A battle-tested template for LLM infrastructure engineers who need:

  • Observability — every call logged with latency, tokens, cost, retries
  • Quality gates — response scoring before replies reach users
  • Fault isolation — circuit breaker prevents cascade failures under provider outages
  • Retry resilience — exponential backoff on transient errors, configurable per deployment

No vendor lock-in. Works with OpenAI, Anthropic, local Ollama, or any callable.


Quick Start

pip install -r requirements.txt
python3 demo.py          # full demo, no API key needed
pytest tests/ -v         # 20+ unit tests

Architecture

llm-reliability-starter/
├── config.py          — Pydantic Settings (env-based, .env support)
├── monitor.py         — LLM call wrapper: latency, tokens, cost, retry, structured logs
├── evaluator.py       — Response quality scorer: relevance + coherence + hallucination flags
├── circuit_breaker.py — CLOSED → OPEN → HALF_OPEN state machine
├── demo.py            — End-to-end demo (5 scenes, mock LLM, no API key)
└── tests/
    └── test_monitor.py — 20+ unit tests across all three modules

Module Breakdown

monitor.pyLLMMonitor

Wraps any LLM callable with full observability:

from monitor import LLMMonitor, LLMRequest

monitor = LLMMonitor(my_openai_fn, max_retries=3, backoff_seconds=1.0)
response = monitor.call(LLMRequest(prompt="Summarize this contract."))

print(response.latency_ms)           # 342.17
print(response.total_tokens)         # 847
print(response.estimated_cost_usd()) # 0.000127
print(monitor.summary())             # aggregate stats

Features:

  • Per-call structured JSON logs (structlog)
  • Configurable retry with exponential backoff
  • Separate retryable_exceptions from fatal ones
  • Running metrics: success rate, P99 latency, total spend

evaluator.pyResponseEvaluator

Scores responses 0–1 across three dimensions before they leave your system:

from evaluator import ResponseEvaluator

evaluator = ResponseEvaluator(weights={"relevance": 0.5, "coherence": 0.3, "factuality": 0.2})
result = evaluator.evaluate(prompt="What is Python?", response=llm_output)

print(result.quality_score)         # 0.87
print(result.hallucination_flags)   # ['unsourced_authority_claim']
print(result.passed(threshold=0.7)) # True / False

Scoring:

Dimension Method What it catches
Relevance Keyword overlap + length bonus Off-topic, empty, generic responses
Coherence Structural pattern analysis Truncated, over-hedged, incoherent replies
Factuality Regex hallucination patterns Overconfident claims, unsourced stats, future dates

Hallucination patterns detected:

  • "Studies show" / "research proves" without source
  • Overconfident language: "definitely/certainly/absolutely true"
  • Large unverified statistics: "5.7 billion users"
  • Knowledge cutoff hedges when context doesn't warrant them

Note: These are fast heuristic signals.
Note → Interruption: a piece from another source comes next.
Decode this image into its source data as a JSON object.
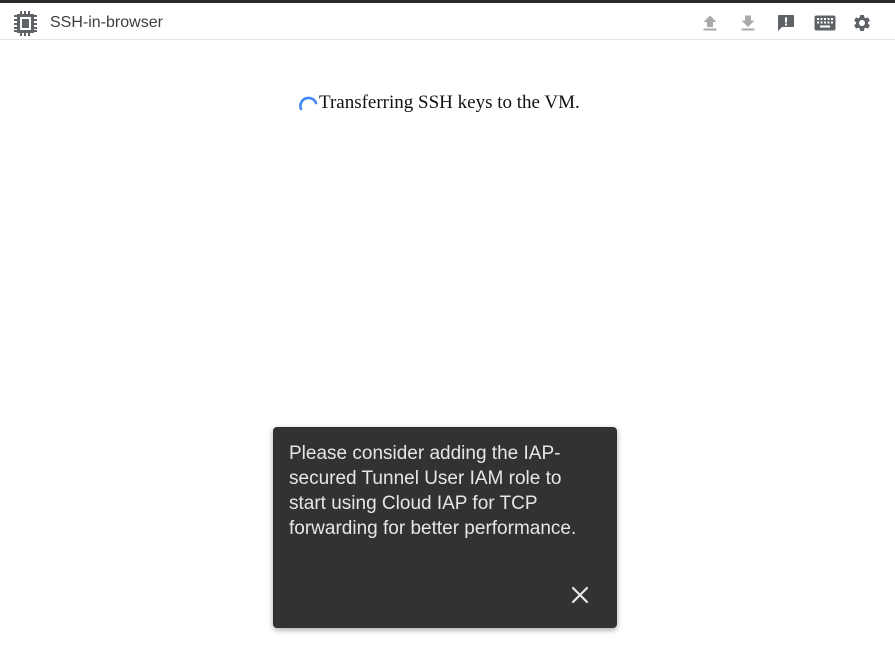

Layer in model-graded evals (DeepEval, G-Eval) for production depth.


circuit_breaker.pyCircuitBreaker

Classic three-state machine preventing cascade failures:

CLOSED ──(N failures)──► OPEN ──(T seconds)──► HALF_OPEN ──(success)──► CLOSED
                                                          └──(failure)──► OPEN
from circuit_breaker import CircuitBreaker, CircuitOpenError

cb = CircuitBreaker(name="openai-api", failure_threshold=5, recovery_timeout=60)

try:
    result = cb.call(my_llm_fn, prompt="Hello")
except CircuitOpenError as e:
    # Fast-fail: no call made, circuit is OPEN
    return fallback_response(retry_after=e.retry_after)

Stats available:

cb.stats.total_calls      # 1247
cb.stats.rejected_calls   # 83  (fast-failed while OPEN)
cb.stats.state_transitions # [{from: CLOSED, to: OPEN, ts: ...}]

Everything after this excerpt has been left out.